It's me, again

Hey everyone! How are you? I'm fine. It's been some time since my last post, but you're used to that, I suppose. Today, or rather, this week, I decided to make an unordinary post. I mean, it's not that unordinary since I write it the same way I do others, but at least I write more in it, or, at least, planned it that way. Basically, I was thinking about my life, about everything, about future, about how I will manage to make it through. This is, of course, not the first time I've been thinking about these kind of things, but I do believe that is normal.

Let's start then, shall we? Since many of your newcomers who now read my blog have yet to read my introduction post, I guess you should do that, first. Read me!

Yes, that's me. My name is not Rio, but Pascal Kammer. By now, my age is 17 and I am about to finish school. I am German, and do live in Germany. As some of your may have guessed, I'm not too fond of my real name, that's why I chose to be Rio. No, that's wrong. Not I chose to be Rio, Mirodir did. My online name was Glamurio, and everyone called me "Glam" or "Glamu". Someday, Mirodir said something like "I'll not call you like your last three letters, "Rio". At first I was like... well, a little unhappy about that fact. I mean, it's not easy having someone calling you completely different after such a long time. But then, I began to like the name, many more started to call me this way, and there we go, Rio was born. Or rather reborn. Whatever floats your boat.

So, since I just mentioned Mirodir, I guess I can talk about him too, right? Mirodir is a good friend, and certainly my best one. I've known Mirodir for, I think 3 or 4 years, if not longer by now, and we still talk together, do things together. We don't do it as often as we did it back then, but it's amazing we still keep contact. Mirodir is a very sensitive person, he can be very empathetic and understands when you have problems, but yet he's also a very strong person who's able to deal with his own troubles and rather solves it himself than with the help of others. Back then, I was really different. I was much more childish, raged much, I was a terrible person. I've apologized several times to him because he was always the one suffering from it, even though it never bothered him. I am proud of having him as a friend, and I really look forward to the day we will meet in real-life.

About the fact that I changed, well. The person who made me change was no other than my previous girlfriend, "Tasha". Actually, her full name is Natascha, and I call her Tascha, but since I wasn't sure many english people can pronounce it right I just wrote "Tasha", wihout an "s". She made me change myself. I think I even mentioned that several times now, but she was the one to tell me "Hey, change yourself, you're an asshole.". Actually, many did that every once and then, but I didn't listen. Why would I? But with her, she was my girlfriend, someone close to my, someone I would've done everything for, why would she try to trick me? So I figured she must be right, and I really am an asshole. That's where I realized a lot of things and became the Rio you know now. She still is a person I treasure as noone else, and we're still trying to be friends, because both of us wouldn't like losing each other forever.
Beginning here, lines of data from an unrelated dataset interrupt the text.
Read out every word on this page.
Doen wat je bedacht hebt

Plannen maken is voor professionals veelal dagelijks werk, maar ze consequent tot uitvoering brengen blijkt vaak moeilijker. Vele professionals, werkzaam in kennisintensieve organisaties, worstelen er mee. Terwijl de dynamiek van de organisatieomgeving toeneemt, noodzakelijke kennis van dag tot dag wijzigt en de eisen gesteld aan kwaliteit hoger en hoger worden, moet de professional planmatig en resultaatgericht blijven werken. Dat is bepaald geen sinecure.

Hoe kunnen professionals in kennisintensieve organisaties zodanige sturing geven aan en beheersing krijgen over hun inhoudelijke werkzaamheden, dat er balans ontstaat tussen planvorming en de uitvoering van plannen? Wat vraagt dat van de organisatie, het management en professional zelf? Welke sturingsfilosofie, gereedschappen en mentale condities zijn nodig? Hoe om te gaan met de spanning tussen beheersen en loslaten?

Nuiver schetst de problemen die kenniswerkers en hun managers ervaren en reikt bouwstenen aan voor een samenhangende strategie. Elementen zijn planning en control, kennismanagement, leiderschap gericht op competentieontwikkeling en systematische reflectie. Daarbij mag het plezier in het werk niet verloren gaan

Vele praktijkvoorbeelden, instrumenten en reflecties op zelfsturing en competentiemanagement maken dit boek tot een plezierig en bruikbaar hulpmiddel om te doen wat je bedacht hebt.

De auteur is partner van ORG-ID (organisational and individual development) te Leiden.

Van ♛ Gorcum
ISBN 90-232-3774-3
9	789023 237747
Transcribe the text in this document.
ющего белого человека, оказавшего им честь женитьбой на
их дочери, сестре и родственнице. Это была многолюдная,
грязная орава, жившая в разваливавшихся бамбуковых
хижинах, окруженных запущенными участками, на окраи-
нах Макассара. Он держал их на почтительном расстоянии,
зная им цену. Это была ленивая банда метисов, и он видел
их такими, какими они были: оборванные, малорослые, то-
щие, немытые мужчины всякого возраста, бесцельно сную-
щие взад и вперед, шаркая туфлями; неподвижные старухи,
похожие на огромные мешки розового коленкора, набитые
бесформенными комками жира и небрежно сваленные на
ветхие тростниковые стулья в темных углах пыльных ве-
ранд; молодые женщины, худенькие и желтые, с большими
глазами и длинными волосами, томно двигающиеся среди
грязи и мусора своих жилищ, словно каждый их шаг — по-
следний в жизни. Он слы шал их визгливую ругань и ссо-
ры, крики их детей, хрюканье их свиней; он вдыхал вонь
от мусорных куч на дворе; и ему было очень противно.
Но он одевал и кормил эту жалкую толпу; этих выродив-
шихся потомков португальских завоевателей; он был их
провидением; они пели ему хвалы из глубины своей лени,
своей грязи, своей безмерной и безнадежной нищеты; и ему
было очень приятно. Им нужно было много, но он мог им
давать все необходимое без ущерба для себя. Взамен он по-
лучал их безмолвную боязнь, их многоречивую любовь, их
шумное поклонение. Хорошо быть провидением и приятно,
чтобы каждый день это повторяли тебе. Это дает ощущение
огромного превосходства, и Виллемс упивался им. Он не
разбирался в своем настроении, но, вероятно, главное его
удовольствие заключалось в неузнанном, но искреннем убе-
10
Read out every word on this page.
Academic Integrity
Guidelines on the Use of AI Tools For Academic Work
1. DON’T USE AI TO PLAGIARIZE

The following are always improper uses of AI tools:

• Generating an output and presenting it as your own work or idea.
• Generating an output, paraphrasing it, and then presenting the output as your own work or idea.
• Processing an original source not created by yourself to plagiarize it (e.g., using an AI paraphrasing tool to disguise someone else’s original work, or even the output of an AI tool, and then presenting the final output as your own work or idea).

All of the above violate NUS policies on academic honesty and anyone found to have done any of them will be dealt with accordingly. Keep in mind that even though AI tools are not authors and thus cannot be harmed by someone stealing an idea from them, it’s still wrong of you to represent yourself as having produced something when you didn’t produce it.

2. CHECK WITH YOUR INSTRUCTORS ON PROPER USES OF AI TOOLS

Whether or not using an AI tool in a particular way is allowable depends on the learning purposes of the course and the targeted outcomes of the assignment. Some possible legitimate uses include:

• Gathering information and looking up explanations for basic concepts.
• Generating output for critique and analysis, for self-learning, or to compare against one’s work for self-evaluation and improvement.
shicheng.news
Now, about my past in the internet. Of course, I didn't meet people right at the start, befriended them and that's it, it was a lot more complicated. There's about 50 people I can remember which I apparently stopped having contact with for whatever reason. One I still have contact with, is "Albi". That's just how am used to call her, and for privacy reasons I will not post her full name. "Albi" is the shortcut for "Albtraum", which means "Nightmare" in english. I've known her even longer than Mirodir, or I think about as long. The two of them never really met, though I do believe they had contact. Albi was one of my closest friends back then, but due to some "not-nice" events our friendship kind of ended for a while, meaning we stopped talking and lost interest in each other. Every now and then we chatted each other in MSN, but that did not happen too often. Anyways, recently I've started calling her a bit more often, and we talk with each other, often for a long time and often about completely unlogical topics, but it's fun to have her around.

I just looked how much I wrote already. Boy, who would've thought it would be THAT much. Besides, since we're just talking about past, I've decided to try to get in contact again with a lot more people than just Albi and Jenny, since they were good friends, and it makes no sense not having them around anymore.

Comments

  1. Yo~ Rio. I just read BOTH of your posts on XFire and here, ahaha.

    I've learned alot of stuff about you just by reading it, so.. I'm glad I could. I hope I can continue talking with you sometime! Maybe that would get me engaged into many conversations again!

    Thanks. I'm glad to be your friend, honestly. I hope we never have a problem between us!